[107-2] Applied Deep Learning - Cartoon Face Generation

In this project, we are trying to implement supervised conditional generation on CartoonSet dataset. The simple method is to use ACGAN structure with adversarial loss and auxiliary loss jointly. Moreover, we applied different GAN loss and useful techniques to improve the performance.

Best Image Results

Usage

Training

  • Git clone the code and install package
git clone https://github.com/hsiehjackson/Cartoon-Face-Generation.git
pip install -r requirements
  • Download files and extract zip file
bash download.sh
unzip download.zip
  • Train ACGAN with different model (default=concat and SN)
python src/acgan_train.py [folder_name] --generator_type=concat || noconcat --discriminator_type=noSN || SN || SNPJ
  • Train ACGAN with different loss (default=WGGP)
python src/acgan_train.py [folder_name] --loss_type=MM || NS || WGCP || WGGP || WGDIV
  • Files Saved
./saves/ (folder for all the files we save)
./saves/[folder_name]/models/ (folder for model checkpoints)
./saves/[folder_name]/train_sample/ (folder for some sample images when training)
./saves/[folder_name]/plot.json (model training procedure)

Testing

  • Test Your ACGAN
python src/acgan_test.py ./saves/[folder_name] [epoch_num] --seed=[YOUR SEED]
  • Test My Best ACGAN
python src/acgan_best.py  --seed=[YOUR SEED]
  • Test FID Score
cd test/FID_evaluation
python run_fid.py ../../saves/[folder_name]/test_images/ep-[epoch-num]/
  • Files Saved
./saves/[folder_name]/test_sample/ (sample images with specific model checkpoints)
./saves/[folder_name]/test_images/ep-[epoch_num]/ (folder for test FID images with specific model checkpoints)

Others

  • Plot training progress
python src/plot.py ./saves/[folder_name]/plot.json

Dataset Introdution

The original dataset has lots of attributes including 10 artwork, 4 color, and 4 proportion, which may be too complicated to learn.
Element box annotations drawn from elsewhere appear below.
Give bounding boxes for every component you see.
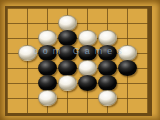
white-stone (98, 90, 117, 106)
goban-board[interactable] (5, 6, 152, 116)
white-stone (118, 45, 137, 61)
black-stone (118, 60, 137, 76)
white-stone (98, 30, 117, 46)
black-stone (58, 60, 77, 76)
game-screenshot: com Games (0, 0, 160, 120)
white-stone (78, 30, 97, 46)
black-stone (98, 75, 117, 91)
black-stone (58, 45, 77, 61)
black-stone (98, 45, 117, 61)
black-stone (38, 75, 57, 91)
white-stone (38, 90, 57, 106)
black-stone (38, 60, 57, 76)
black-stone (58, 30, 77, 46)
white-stone (58, 15, 77, 31)
black-stone (98, 60, 117, 76)
black-stone (78, 45, 97, 61)
white-stone (58, 75, 77, 91)
white-stone (78, 60, 97, 76)
white-stone (38, 30, 57, 46)
white-stone (18, 45, 37, 61)
black-stone (78, 75, 97, 91)
black-stone (38, 45, 57, 61)
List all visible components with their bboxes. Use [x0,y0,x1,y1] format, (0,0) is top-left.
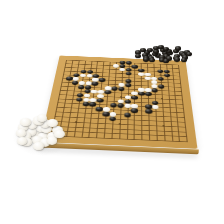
pile-stone-white[interactable] [17,137,28,145]
black-stone[interactable] [118,87,124,91]
white-stone[interactable] [91,90,98,94]
white-stone[interactable] [125,95,131,99]
product-photo-scene [0,0,224,224]
black-stone[interactable] [157,69,163,73]
black-stone[interactable] [125,72,131,76]
star-point [159,74,161,75]
pile-stone-black[interactable] [181,58,187,62]
black-stone[interactable] [152,88,158,92]
pile-stone-white[interactable] [16,129,27,137]
black-stone[interactable] [158,77,164,81]
pile-stone-black[interactable] [163,47,169,51]
black-stone[interactable] [82,102,89,106]
black-stone[interactable] [132,65,138,69]
pile-stone-black[interactable] [143,57,149,61]
black-stone[interactable] [131,108,138,112]
pile-stone-black[interactable] [135,54,141,58]
star-point [161,98,163,99]
black-stone[interactable] [110,103,117,107]
pile-stone-white[interactable] [47,136,58,144]
star-point [75,121,78,123]
white-stone[interactable] [138,72,144,76]
white-stone[interactable] [145,76,151,80]
star-point [121,73,123,74]
black-stone[interactable] [78,85,85,89]
black-stone[interactable] [89,102,96,106]
black-stone[interactable] [99,78,105,82]
black-stone[interactable] [92,82,99,86]
go-board-assembly [48,24,194,170]
black-stone[interactable] [126,61,132,65]
black-stone[interactable] [76,97,83,101]
black-stone[interactable] [124,113,131,118]
white-stone[interactable] [80,73,87,77]
black-stone[interactable] [97,98,104,102]
white-stone[interactable] [124,104,131,108]
white-stone[interactable] [152,105,159,109]
black-stone[interactable] [131,95,137,99]
white-stone[interactable] [86,74,93,78]
pile-stone-black[interactable] [174,57,180,61]
black-stone[interactable] [138,92,144,96]
pile-stone-black[interactable] [175,46,181,50]
star-point [162,125,164,127]
pile-stone-black[interactable] [153,49,159,53]
black-stone[interactable] [145,92,151,96]
black-stone[interactable] [117,103,124,107]
white-stone[interactable] [113,64,119,68]
black-stone[interactable] [111,86,117,90]
pile-stone-white[interactable] [33,142,44,150]
black-stone[interactable] [96,107,103,111]
black-stone[interactable] [145,109,152,113]
black-stone[interactable] [125,83,131,87]
black-stone[interactable] [158,85,164,89]
black-stone[interactable] [66,77,73,81]
black-stone[interactable] [102,112,109,117]
black-stone[interactable] [164,73,170,77]
black-stone[interactable] [109,117,116,122]
black-stone[interactable] [104,90,111,94]
black-stone[interactable] [77,93,84,97]
white-stone[interactable] [119,68,125,72]
pile-stone-black[interactable] [186,52,192,56]
white-stone[interactable] [83,93,90,97]
pile-stone-white[interactable] [47,119,58,127]
pile-stone-white[interactable] [20,118,31,126]
star-point [119,123,121,125]
black-stone[interactable] [72,81,79,85]
star-point [120,96,122,97]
Therefore, we use the preprocessed images with small size and only 4 attributes, such as hair/eye/face color and w/wo glasses. The sample image is shown in the following and the label for each attribute is an one-hot vector. drawing

Baseline Framework

Our baseline network is ACGAN, shown in the following. However, we applied several techniques to help training GAN. Besides real images and one-hot condition, we alse need gaussian noise for the whole training procedure.

For the auxiliary loss, we use binary cross entropy loss, which we simply concatenate all one-hot encoding as the 1D condition. For the adversarial loss, we use several WGAN tricks.

Generator
drawing
Discriminator
drawing

Techniques for Training GAN

Model Condition on Label

With concatenation conditions, generator has a better ability to generate specific images. The concatenation would prevent the condition information from disappearing.
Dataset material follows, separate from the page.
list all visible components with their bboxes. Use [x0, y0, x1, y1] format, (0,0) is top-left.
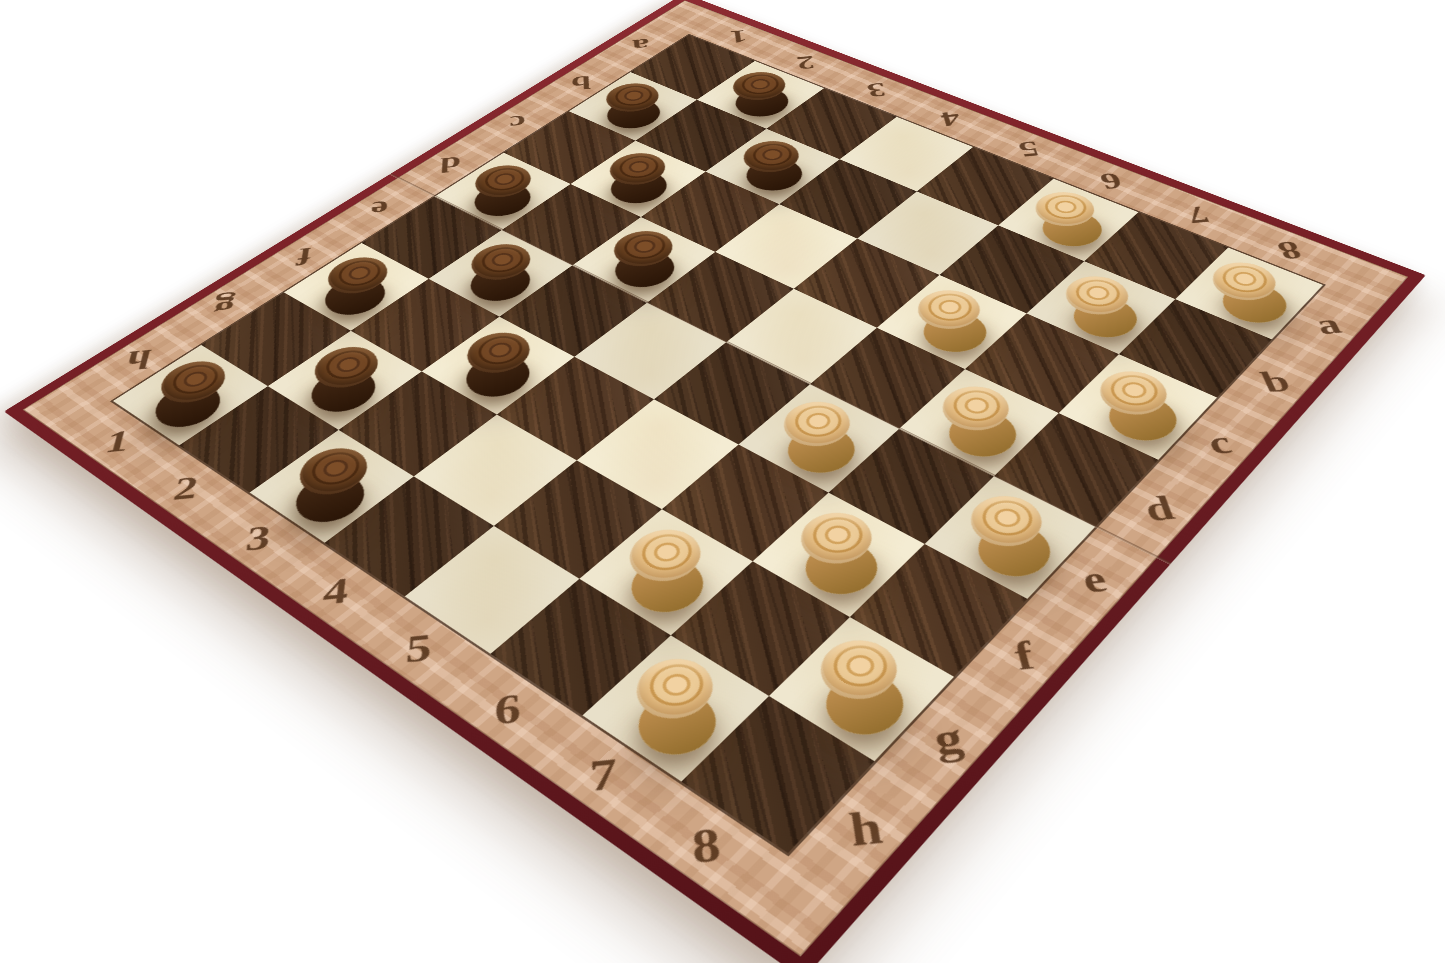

Generator with hidden concatenation conditions
drawing

Unlike concatenation with condition, using projection can enable the discriminator to only use specific condition information to determine real/fake. This method may be more powerful because each conditions has different features to tell the real/fake.

Discriminator with conditions projection for adversarial loss
drawing

Spectral Normalization

Previous studies had showed spectral normalzation is so powerful to reduce mode collapse problems. We remove all the batch normalization layer and add spectral normalization layer after each convolution and linear layer on discriminator.

Techniques for Wasserstein Distance

There are several tricks on Wasserstein Distance to make the training procedure more stable. We implement WG-CLIP, WG-DIV, and WG-GP to show the difference performance. Our default setting is WG-GP.

Training Procedure Results

The best loss results for discriminator are higher fake loss and lower real loss while generator are both lower adversarial and auxillary loss.

From the following results, we can find generator with hidden concatenation condition give a more stable auxillary loss.

G without hidden condition G with hidden condition
drawing drawing

With spectral normalization, we can obtain an impressive result, which is stable and without any explosion. However, the initial procedure of projection methods may see some turbulance due to the difficulty to learn specific condition information for adversarial loss.

D with SN layer D with SN layer + projection
drawing drawing

Using clipping techniques, we can see a stable but easily-converged result which may limit the learning procedure. Considering divergence techniques, it is better than clipping but with more disturbance.

WG-CLIP WG-DIV
drawing drawing

FID Results

The default setting for our stucture is using generator hidden concatenation condition and discriminator WG-GP adversarial loss.

Default without hidden WG Clip WG DIV SN SN+Proj
Epoch 300 200 400 500 450 800
FID↓ 89 131 216 55 62 44